# my first kill



## bluesun7602 (Sep 7, 2005)

i had my first kill last night!! shot her around 5, we tracked her til the sun went down then returned with more guys and lanterns. followed the blood trail til about 10 and gave up... i had to work in the morning so the boys went out and found her, had her gutted and hanging by the time i got out at noon. medium size doe, little over 100 pounds. that was the hardest draw of my life!! i wasn't nervous but i knew i didn't have much time before she moved. after i shot her i just sat there with a sheet-eatin grin on my face. my buddy was shaking more than i was!

i can't wait to go kill more.


----------



## dinoday (Feb 22, 2004)

Congratulations  
I knew one of you ladies was going to have a sucess story before too long!

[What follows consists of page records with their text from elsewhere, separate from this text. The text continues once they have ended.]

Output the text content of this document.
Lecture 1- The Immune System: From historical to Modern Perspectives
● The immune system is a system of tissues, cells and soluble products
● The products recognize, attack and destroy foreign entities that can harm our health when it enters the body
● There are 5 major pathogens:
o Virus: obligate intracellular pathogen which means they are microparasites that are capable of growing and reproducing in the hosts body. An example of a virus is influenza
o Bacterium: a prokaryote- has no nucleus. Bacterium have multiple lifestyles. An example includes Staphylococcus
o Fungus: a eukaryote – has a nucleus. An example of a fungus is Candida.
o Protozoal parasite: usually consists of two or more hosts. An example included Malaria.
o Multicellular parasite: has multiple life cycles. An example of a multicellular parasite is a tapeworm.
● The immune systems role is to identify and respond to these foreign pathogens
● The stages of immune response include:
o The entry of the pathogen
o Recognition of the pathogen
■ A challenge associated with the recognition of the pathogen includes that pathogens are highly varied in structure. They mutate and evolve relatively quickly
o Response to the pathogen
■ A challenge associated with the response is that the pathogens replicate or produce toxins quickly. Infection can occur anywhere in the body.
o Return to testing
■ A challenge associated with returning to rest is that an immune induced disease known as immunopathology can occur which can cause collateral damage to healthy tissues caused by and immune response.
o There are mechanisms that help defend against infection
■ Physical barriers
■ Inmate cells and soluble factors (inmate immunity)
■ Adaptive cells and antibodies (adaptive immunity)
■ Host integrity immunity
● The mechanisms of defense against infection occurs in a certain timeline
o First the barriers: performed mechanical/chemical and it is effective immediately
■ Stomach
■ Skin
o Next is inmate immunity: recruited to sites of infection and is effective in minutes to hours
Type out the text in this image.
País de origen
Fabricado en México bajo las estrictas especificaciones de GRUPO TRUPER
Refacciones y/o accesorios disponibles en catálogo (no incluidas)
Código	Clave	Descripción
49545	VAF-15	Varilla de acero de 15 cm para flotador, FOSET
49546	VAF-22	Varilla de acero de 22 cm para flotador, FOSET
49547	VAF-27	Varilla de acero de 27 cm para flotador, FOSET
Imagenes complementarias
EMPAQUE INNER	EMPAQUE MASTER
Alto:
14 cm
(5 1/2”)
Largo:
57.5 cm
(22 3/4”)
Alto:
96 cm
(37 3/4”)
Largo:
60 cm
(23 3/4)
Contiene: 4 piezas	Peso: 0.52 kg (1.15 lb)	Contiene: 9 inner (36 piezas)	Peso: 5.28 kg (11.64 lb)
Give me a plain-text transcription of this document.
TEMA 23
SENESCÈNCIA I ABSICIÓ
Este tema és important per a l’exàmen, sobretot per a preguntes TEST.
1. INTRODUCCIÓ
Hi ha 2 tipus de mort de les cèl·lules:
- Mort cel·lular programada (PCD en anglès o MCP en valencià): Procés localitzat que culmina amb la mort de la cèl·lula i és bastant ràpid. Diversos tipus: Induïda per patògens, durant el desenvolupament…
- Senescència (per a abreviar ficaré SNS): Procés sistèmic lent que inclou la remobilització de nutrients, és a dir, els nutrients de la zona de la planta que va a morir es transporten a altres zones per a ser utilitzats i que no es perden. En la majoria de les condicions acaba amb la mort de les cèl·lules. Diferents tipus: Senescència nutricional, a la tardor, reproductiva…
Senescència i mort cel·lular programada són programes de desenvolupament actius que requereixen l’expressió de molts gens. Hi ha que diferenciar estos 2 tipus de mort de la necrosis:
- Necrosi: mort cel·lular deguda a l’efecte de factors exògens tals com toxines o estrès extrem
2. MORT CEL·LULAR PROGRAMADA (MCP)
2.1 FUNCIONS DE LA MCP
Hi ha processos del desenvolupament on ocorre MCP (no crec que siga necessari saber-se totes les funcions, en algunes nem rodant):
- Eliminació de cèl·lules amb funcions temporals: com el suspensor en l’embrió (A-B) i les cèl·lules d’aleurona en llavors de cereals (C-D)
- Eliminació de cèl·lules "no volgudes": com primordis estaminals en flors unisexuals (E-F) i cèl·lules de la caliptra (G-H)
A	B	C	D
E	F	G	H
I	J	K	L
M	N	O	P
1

Nice job and happy eating :corkysm55


----------



## wild bill (Apr 20, 2001)

good job tin tin.


----------



## tangleknot (Oct 8, 2001)

Congratulations!!! :woohoo1:


----------



## fulldraw (Nov 20, 2002)

It is nice to hear about a lady having success with a bow. 

Congratulations  

fulldraw


----------



## Thunderhead (Feb 2, 2002)

Way to go !! :coolgleam

Pretty cool ain't it.


----------



## hartman886 (Aug 29, 2004)

I'm a few days late with my congrats, but good for you! :woohoo1: 


Robin


----------



## FUBAR (Nov 10, 2005)

Congrats You got the best kind. The one someone else guts and drags out:lol:


----------



## bluesun7602 (Sep 7, 2005)

my buddy got a buck saturday night so i helped him gut it to return the favor. guts are smushy. :chillin:


----------



## 1wildchild (Apr 14, 2003)

smushy...I love that word. I hope I get to handle some smushy in a week or so! Congrats on your deer.


----------



## FUBAR (Nov 10, 2005)

:lol:Smushy:lol:


----------